- Developer: Liquid Entertainment
- Publisher: Buena Vista Games
- Platform: Windows
- Release: NA: October 2, 2006; EU: November 3, 2006; AU: November 16, 2006;
- Genres: Life simulation, social simulation
- Mode: Single-player

= Desperate Housewives: The Game (2006 video game) =

Desperate Housewives: The Game is a life simulation adventure game developed by Liquid Entertainment and released by Buena Vista Games in 2006, in the style of The Sims games. It is based on the television series Desperate Housewives. The player takes the part of a housewife with amnesia who has recently moved with her husband and son to Wisteria Lane. The plot takes place over 12 episodes. The game features a script by Desperate Housewives writer Scott Sanford Tobis and voice acting by Brenda Strong. It achieved sales in excess of 400,000 copies by early 2009.

== Plot ==
The game begins when a family moves to Wisteria Lane: a successful doctor working at the Fairview Medical Center, a wife with a forgotten past after a jogging accident, and their son. In the game, the player takes on the role of the wife, and is able to customise her and build relationships with other characters. Edie Britt first introduces the wife to Wisteria Lane and visits Bree Van de Kamp, who invites her to gossip at her house along with Susan Mayer, Lynette Scavo and Gabrielle Solis. A pair of brothers then visit the player's house: Daniel Fox, a famous designer and his twin brother Frank Fox, who installs an Internet service in the player's computer. The player's character then progresses through episodes, completing tasks that range from gardening and cooking for player's family, to discovering the secrets of the neighborhood.

The player must battle off a love rival to her husband – his secretary Jackie Marlen who stops at no cost to get what she wants – and the cranky neighbor, Etta Davenport. She must also deal with the antics of her unruly 14-year-old son and the people around him. Other residents are not as nice as they seem when a private investigator, Erik Larsen, shows up in town alongside a shady businessman, Vincent Corsetti, who seems to have ulterior motives. In the end, their secrets are aired to the public and a desperate decision is made in a hostage situation.

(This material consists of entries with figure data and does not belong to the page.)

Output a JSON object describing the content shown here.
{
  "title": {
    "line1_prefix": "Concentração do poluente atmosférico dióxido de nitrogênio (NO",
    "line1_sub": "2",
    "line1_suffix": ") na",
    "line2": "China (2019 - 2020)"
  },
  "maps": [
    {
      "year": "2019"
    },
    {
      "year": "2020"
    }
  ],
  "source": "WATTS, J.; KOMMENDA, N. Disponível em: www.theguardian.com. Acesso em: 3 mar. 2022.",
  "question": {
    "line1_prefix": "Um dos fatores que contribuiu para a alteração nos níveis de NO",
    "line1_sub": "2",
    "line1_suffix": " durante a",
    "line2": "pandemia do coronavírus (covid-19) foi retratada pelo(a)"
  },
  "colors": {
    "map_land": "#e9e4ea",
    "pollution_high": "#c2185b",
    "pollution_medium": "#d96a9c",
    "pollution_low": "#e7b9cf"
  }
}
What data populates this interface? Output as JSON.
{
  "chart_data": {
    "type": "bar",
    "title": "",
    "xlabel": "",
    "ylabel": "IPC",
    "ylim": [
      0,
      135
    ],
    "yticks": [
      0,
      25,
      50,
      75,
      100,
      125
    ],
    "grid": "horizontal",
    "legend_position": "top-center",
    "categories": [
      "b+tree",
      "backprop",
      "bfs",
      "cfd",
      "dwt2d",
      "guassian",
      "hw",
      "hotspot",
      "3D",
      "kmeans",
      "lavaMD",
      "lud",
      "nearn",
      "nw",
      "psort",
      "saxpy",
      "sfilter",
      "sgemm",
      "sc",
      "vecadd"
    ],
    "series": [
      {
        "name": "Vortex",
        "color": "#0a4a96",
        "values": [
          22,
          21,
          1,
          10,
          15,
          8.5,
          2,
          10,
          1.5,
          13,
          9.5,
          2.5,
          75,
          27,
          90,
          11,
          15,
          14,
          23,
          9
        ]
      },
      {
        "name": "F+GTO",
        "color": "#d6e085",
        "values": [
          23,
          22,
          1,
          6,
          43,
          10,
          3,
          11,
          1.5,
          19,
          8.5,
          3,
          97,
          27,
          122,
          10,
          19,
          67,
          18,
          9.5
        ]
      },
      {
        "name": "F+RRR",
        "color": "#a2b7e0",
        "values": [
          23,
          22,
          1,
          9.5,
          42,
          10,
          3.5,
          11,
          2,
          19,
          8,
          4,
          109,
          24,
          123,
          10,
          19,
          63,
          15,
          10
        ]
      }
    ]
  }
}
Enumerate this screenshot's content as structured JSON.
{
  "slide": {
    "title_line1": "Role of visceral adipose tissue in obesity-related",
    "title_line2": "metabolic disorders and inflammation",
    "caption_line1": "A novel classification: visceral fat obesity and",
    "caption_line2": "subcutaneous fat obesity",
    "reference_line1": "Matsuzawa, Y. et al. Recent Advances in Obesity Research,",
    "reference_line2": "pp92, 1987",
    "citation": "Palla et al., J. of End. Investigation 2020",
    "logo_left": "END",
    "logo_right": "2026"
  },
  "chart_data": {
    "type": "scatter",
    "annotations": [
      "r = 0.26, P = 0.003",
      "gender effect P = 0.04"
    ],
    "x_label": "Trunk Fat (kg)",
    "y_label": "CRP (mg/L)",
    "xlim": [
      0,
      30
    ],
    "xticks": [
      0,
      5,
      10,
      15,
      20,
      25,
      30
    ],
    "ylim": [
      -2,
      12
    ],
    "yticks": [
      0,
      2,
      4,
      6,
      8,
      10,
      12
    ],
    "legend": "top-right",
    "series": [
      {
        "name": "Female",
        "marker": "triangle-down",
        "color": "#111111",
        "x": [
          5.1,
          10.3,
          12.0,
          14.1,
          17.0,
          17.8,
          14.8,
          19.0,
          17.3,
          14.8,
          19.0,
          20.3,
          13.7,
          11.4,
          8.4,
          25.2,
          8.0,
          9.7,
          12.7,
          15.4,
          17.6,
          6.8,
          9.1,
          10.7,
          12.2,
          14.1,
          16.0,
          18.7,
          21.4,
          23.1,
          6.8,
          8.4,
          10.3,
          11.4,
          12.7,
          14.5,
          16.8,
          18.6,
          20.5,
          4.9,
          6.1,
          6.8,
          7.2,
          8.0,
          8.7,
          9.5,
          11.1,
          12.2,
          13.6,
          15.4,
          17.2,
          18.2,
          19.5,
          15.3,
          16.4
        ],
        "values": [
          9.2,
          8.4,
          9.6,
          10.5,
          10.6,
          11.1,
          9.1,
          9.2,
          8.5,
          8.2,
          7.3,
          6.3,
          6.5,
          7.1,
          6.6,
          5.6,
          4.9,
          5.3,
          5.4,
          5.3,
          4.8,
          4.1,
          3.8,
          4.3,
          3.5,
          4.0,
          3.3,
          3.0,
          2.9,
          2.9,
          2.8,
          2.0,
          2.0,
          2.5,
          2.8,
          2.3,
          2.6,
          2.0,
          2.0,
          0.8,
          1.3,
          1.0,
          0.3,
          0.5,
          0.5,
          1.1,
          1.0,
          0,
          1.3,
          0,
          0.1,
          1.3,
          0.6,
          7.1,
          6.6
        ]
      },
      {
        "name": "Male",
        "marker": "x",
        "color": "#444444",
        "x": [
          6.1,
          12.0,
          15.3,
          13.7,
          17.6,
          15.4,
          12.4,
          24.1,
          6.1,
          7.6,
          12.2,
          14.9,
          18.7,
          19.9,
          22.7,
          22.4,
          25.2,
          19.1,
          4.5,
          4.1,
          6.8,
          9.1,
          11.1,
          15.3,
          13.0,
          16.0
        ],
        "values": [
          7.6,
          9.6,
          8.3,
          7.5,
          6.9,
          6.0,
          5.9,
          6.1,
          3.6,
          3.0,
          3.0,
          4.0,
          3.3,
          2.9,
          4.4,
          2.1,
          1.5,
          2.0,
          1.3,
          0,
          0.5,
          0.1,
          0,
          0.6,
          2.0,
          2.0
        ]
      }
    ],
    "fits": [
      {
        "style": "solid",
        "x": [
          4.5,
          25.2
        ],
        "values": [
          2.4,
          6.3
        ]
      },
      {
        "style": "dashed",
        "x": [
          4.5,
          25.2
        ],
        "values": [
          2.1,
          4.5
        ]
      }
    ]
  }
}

The game features four possible endings. The player can decide to run away with Erik Larsen or Vincent Corsetti, or remain married to her husband. A fourth ending allows the player to shoot all three men.

==Reception==

Desperate Housewives received "mixed" reviews according to the review aggregation website Metacritic. Some reviewers praised it as a well-written and faithful adaption of the television series; however, the game also attracted criticism for its derivative, simplistic gameplay and prominent product placement. The editors of PC Gamer US presented Desperate Housewives with their 2006 "Best Adventure Game" award. During the 10th Annual Interactive Achievement Awards, the Academy of Interactive Arts & Sciences nominated Desperate Housewives for "Outstanding Achievement in Character Performance - Female" (Brenda Strong as Mary Alice Young).

In the United States, Desperate Housewives: The Game debuted at #6 on the NPD Group's weekly computer game sales chart for the October 8–14 period. Tor Thorsen of GameSpot reported that the game "instantly became the subject of widespread derision" upon its announcement, but that its first-week placement suggested its "publisher may be having the last laugh". Desperate Housewives ultimately achieved sales in excess of 400,000 copies by January 2009.

Aggregate score
| Aggregator | Score |
|---|---|
| Metacritic | 61/100 |

Review scores
| Publication | Score |
|---|---|
| Computer Games Magazine | 1/5 |
| GamePro | 3.25/5 |
| GameSpot | 6.5/10 |
| GameZone | 7.2/10 |
| IGN | 8.2/10 |
| PALGN | 7/10 |
| PC Gamer (UK) | 30% |
| PC Gamer (US) | 85% |
| PC Zone | 53% |
| X-Play | 3/5 |
| Entertainment Weekly | B |
| The Sydney Morning Herald | 3.5/5 |

== Future ==
On June 28, 2017, MegaZebra released an officially licensed mobile game also entitled Desperate Housewives: The Game. This episodic mystery game allows players to create their own housewife that has recently moved to Wisteria Lane, and acts as a prequel to the main television series. The game received its final update in February 2019.